Sam was not just an idealistic college student who believed in social justice. Her desire for tikkun olam, to repair the world, was very personal, fervent, and at times even desperate. She just could not give enough of herself, but tragically, would not let anyone help her. I know how much her friends here and at Oberlin tried. Oberlin provided Sam with such an accepting and safe community that allowed her to explore so much of who she was.
Tragically, and unlike that protester, Sam could not protect herself from the world’s pain. Her sensitivity, her internal struggle, the intensity of her feelings was more than she could bare. As one friend wrote “I’m sorry this earth was not ready to receive your light.”
I am hear to tell you this morning that the rate of suicide attempts amongst transgender and gender non-conforming people it is 41%. I mistakenly thought that because Sam’s family accepted her unconditionally, we would be spared this fate. In June, for example, just three months after Sam came out to us, she attended my mother-in-law’s 85th birthday party dressed as a woman. Her grandfather Ben immediately approached Sam, hugged her, and said “I love you no matter what.” And then there was the night that Sam’s high school friends gathered at our house, (these friends who, by the way seemed to live at our house) and Sam welcomed them in a dress. I was anxious to see their reactions, particularly the boys Jon, Cameron and Ben. I can tell you they did not miss a beat, and acted as if nothing had changed. This acceptance became even more meaningful when Sam later told me she had not even told them she was transgender. Dear, dear friends of Sam—please know that just as before our door will always be unlocked for you, and our ping pong table available for another tournament, or whatever other games you might have played on it.
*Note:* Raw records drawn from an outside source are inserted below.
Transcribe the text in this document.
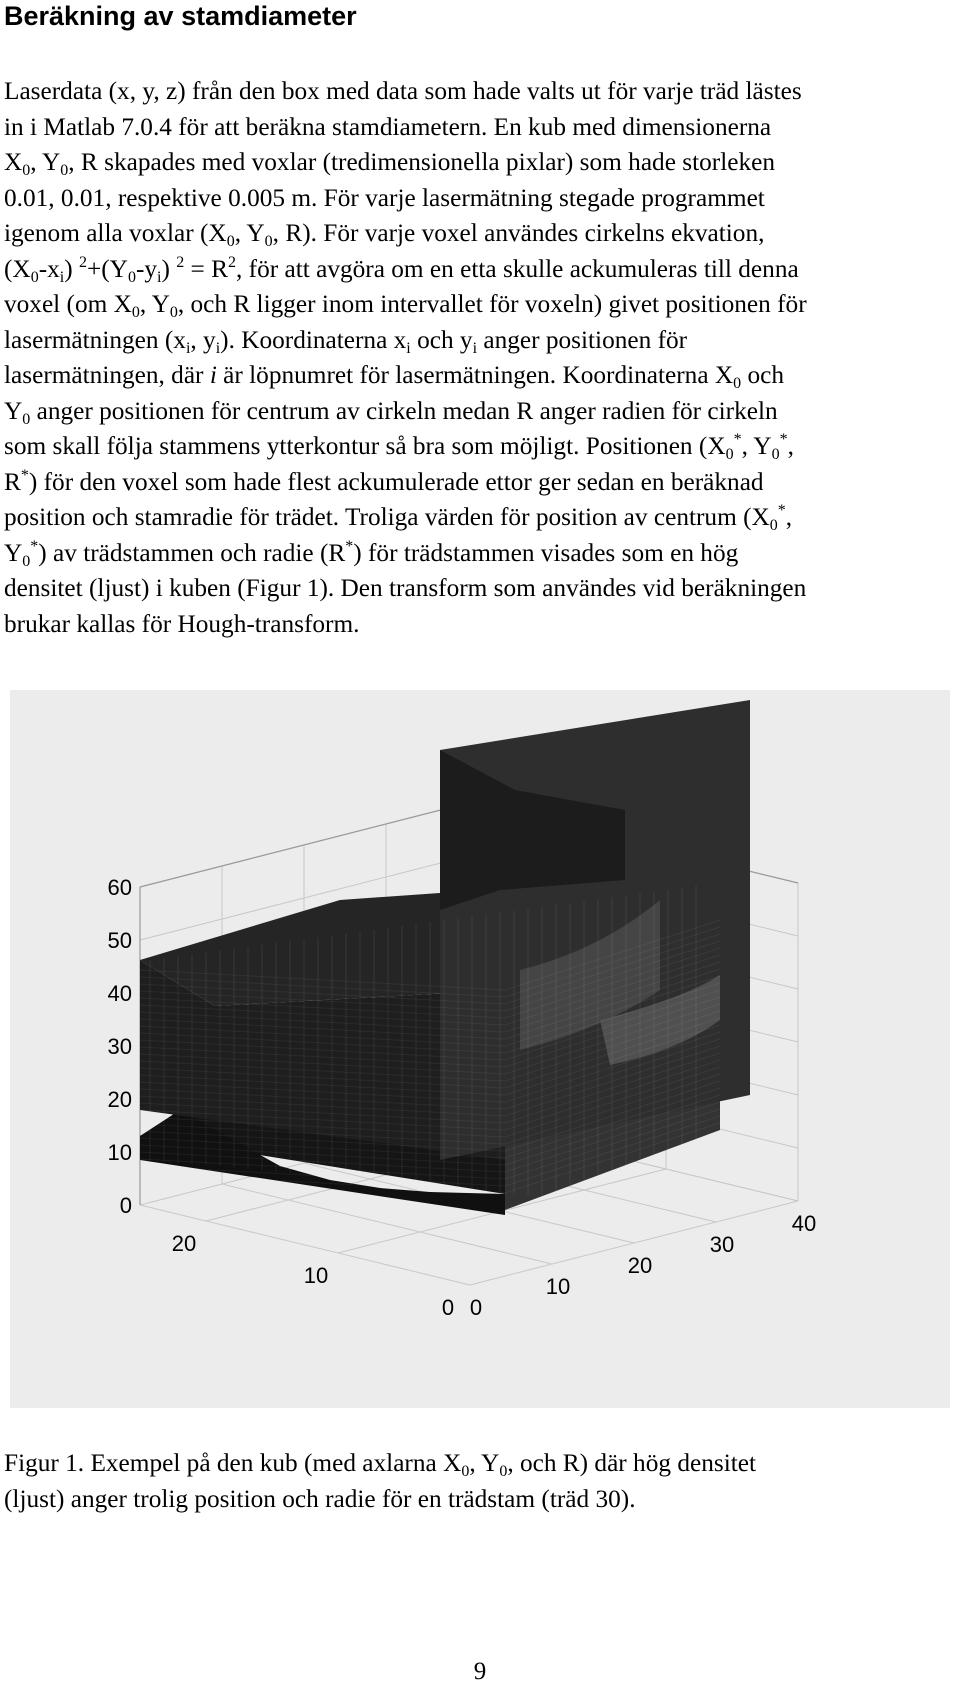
Beräkning av stamdiameter
Laserdata (x, y, z) från den box med data som hade valts ut för varje träd lästes
in i Matlab 7.0.4 för att beräkna stamdiametern. En kub med dimensionerna
$X_0$, $Y_0$, R skapades med voxlar (tredimensionella pixlar) som hade storleken
0.01, 0.01, respektive 0.005 m. För varje lasermätning stegade programmet
igenom alla voxlar ($X_0$, $Y_0$, R). För varje voxel användes cirkelns ekvation,
$(X_0-x_i)$ $^2+(Y_0-y_i) ^2 = R^2$, för att avgöra om en etta skulle ackumuleras till denna
voxel (om $X_0$, $Y_0$, och R ligger inom intervallet för voxeln) givet positionen för
lasermätningen ($x_i$, $y_i$). Koordinaterna $x_i$ och $y_i$ anger positionen för
lasermätningen, där i är löpnumret för lasermätningen. Koordinaterna $X_0$ och
$Y_0$ anger positionen för centrum av cirkeln medan R anger radien för cirkeln
som skall följa stammens ytterkontur så bra som möjligt. Positionen ($X_0^*$, $Y_0^*$,
R*) för den voxel som hade flest ackumulerade ettor ger sedan en beräknad
position och stamradie för trädet. Troliga värden för position av centrum ($X_0^*$,
$Y_0^*$) av trädstammen och radie (R*) för trädstammen visades som en hög
densitet (ljust) i kuben (Figur 1). Den transform som användes vid beräkningen
brukar kallas för Hough-transform.
0
10
20
30
40
50
60
0
10
20
30
40
0
10
20

Figur 1. Exempel på den kub (med axlarna $X_0$, $Y_0$, och R) där hög densitet
(ljust) anger trolig position och radie för en trädstam (träd 30).

9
Tragically, though we were not on the good side of that statistic. And Sam’s death can not be reduced simply to her struggle with gender.
However, as we sat vigil beside Sam’s hospital bed in Cleveland, surrounded by family, friends, and an amazing staff of nurses and doctors, and as I recited the prayer for healing, the misaberach, over and over, one sentence stuck.
Mi shebeirach avoteinu
M'kor hab'racha l'imoteinu
May the source of strength,
Who blessed the ones before us,
Help us find the courage to make our lives a blessing
Sam was one of those rare people who had the courage to make her life a blessing. She did so in ways too countless to recall here. Beth told you about one way- she always gave money to the homeless. I, myself, only recently took up this practice, always believing that it was better to give to charity. However, a friend’s comment changed my mind. She knows her change may not help, and will probably be spent on booze or drugs. However, in giving, a barrier is removed, and she can see this person like any other person, as someone in need of caring and respect. Sam instinctively knew this, Sam could not tolerate any barriers between her humanity and another beings.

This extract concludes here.